DNA finding provides better understanding of how diabetes develops

Jack Woodfield
Wed, 22 Feb 2017
DNA finding provides better understanding of how diabetes develops
Researchers have discovered that so-called "junk DNA" could provide further understanding of how diabetes develops.

According to an international team led by Imperial College London, "junk DNA" is the name given to regions of non-coding DNA.

These chunks of non-coding DNA were not previously thought to have a function in humans, but new findings suggest they play an important role in the pancreas, the organ central to the development of diabetes.

The study results show specific non-protein coding regions control cells which produce the pancreatic cells needed to regulate blood sugar levels.

Professor Jorge Ferrer, who led the study, said: "There's only a tiny proportion of the genome that codes for proteins. The rest of it was largely uncharted until a few years ago.

"But this non-coding DNA is now known to harbour many functional elements which regulate other genes."

Ferrer and colleagues found there were long regions of junk DNA within pancreatic cells which were copied to ribonucleic acid (RNA). RNA strands typically carry the instructions for making proteins and can make DNA change shape.

One junk region, known as PLUTO, was found next to a controlling gene called PDX1.

The role of PLUTO is to encourage beta cells to make insulin, and when the researchers realised the presence of PLUTO changed the way DNA around it folded, this suggested that advancing the gene’s activity would affect the beta cells.

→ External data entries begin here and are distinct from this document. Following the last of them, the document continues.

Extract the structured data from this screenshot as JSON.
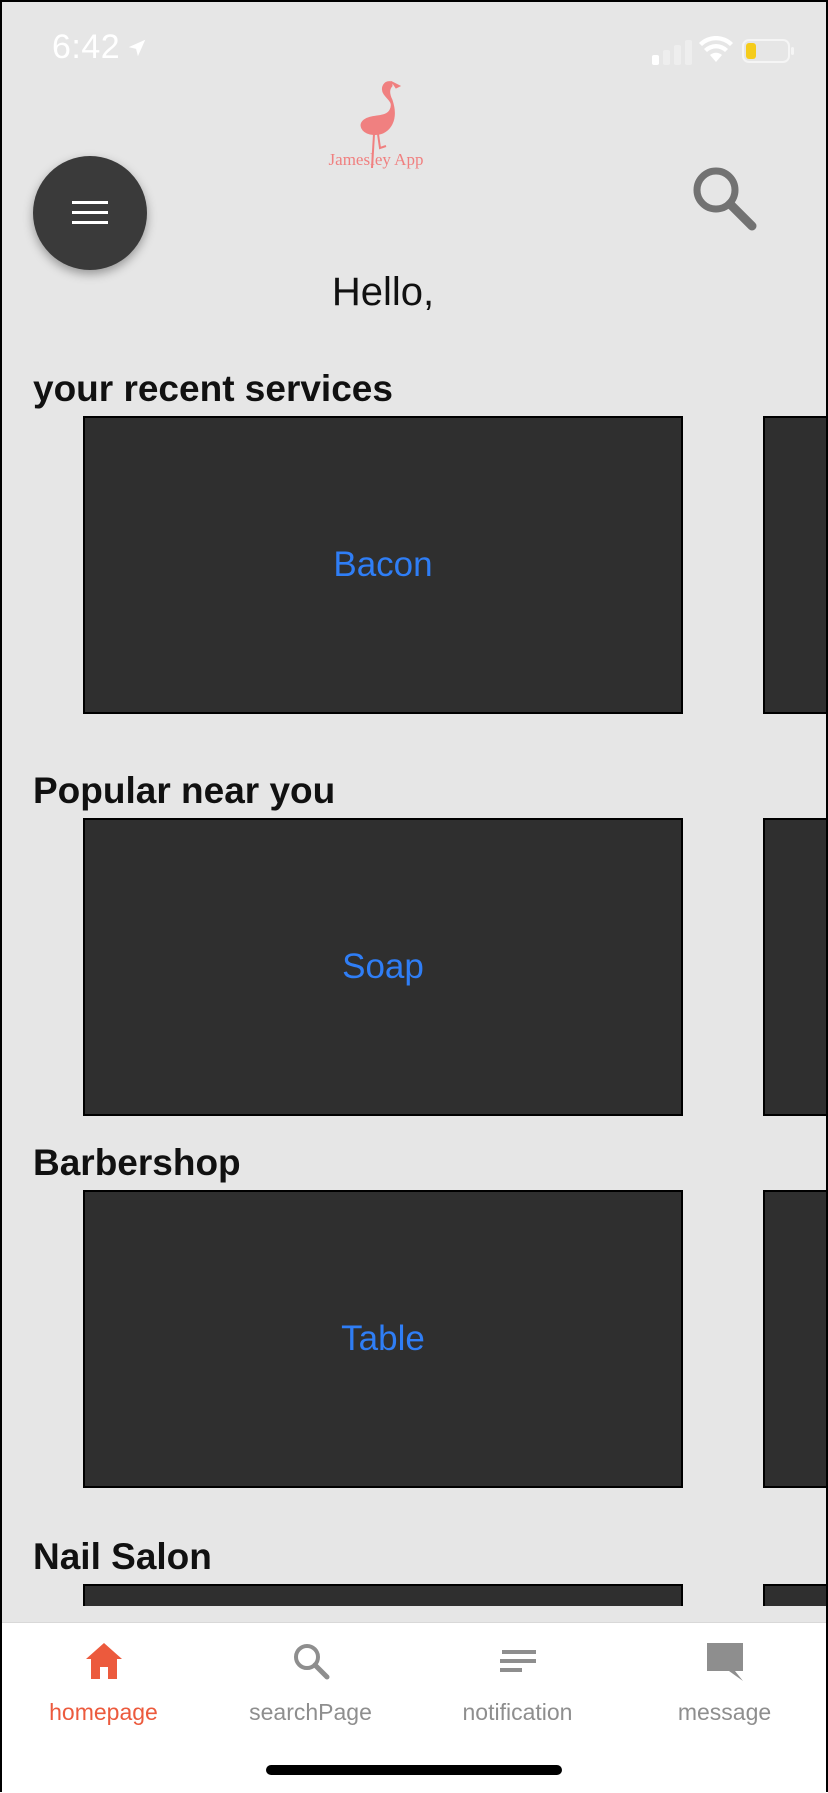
{
  "status_bar": {
    "time": "6:42"
  },
  "header": {
    "logo_text": "Jamesley App",
    "greeting": "Hello,"
  },
  "sections": [
    {
      "title": "your recent services",
      "card_label": "Bacon"
    },
    {
      "title": "Popular near you",
      "card_label": "Soap"
    },
    {
      "title": "Barbershop",
      "card_label": "Table"
    },
    {
      "title": "Nail Salon",
      "card_label": ""
    }
  ],
  "tabs": [
    {
      "label": "homepage",
      "icon": "home-icon",
      "active": true
    },
    {
      "label": "searchPage",
      "icon": "search-icon",
      "active": false
    },
    {
      "label": "notification",
      "icon": "notification-lines-icon",
      "active": false
    },
    {
      "label": "message",
      "icon": "message-icon",
      "active": false
    }
  ],
  "colors": {
    "background": "#e6e6e6",
    "card": "#2f2f2f",
    "card_label": "#2f7ef6",
    "accent": "#ec5a3d",
    "tab_inactive": "#8e8e8e",
    "logo": "#f08080"
  }
}
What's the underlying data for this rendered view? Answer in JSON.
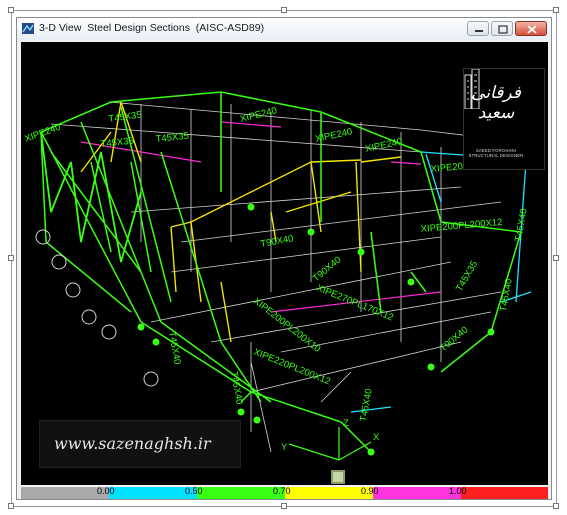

"We know that these transcription factors are actually very important for human diabetes," said Ferrer. "PDX1 is essential to countering the body's growing resistance to insulin, so these genes are really important in terms of human diabetes - both inherited and acquired."

PDX1 and PLUTO were both found to be less active in samples of tissue taken from people with type 2 diabetes, which the researchers say proves that PLUTO and other non-coding regions play an important part in keeping cells healthy.

Ferrer said: "These long non-coding RNAs are a new class of genes whose function we can now try to unravel. They could potentially be relevant to the mechanisms underlying diabetes."

The study results have been published in the journal Cell Metabolism.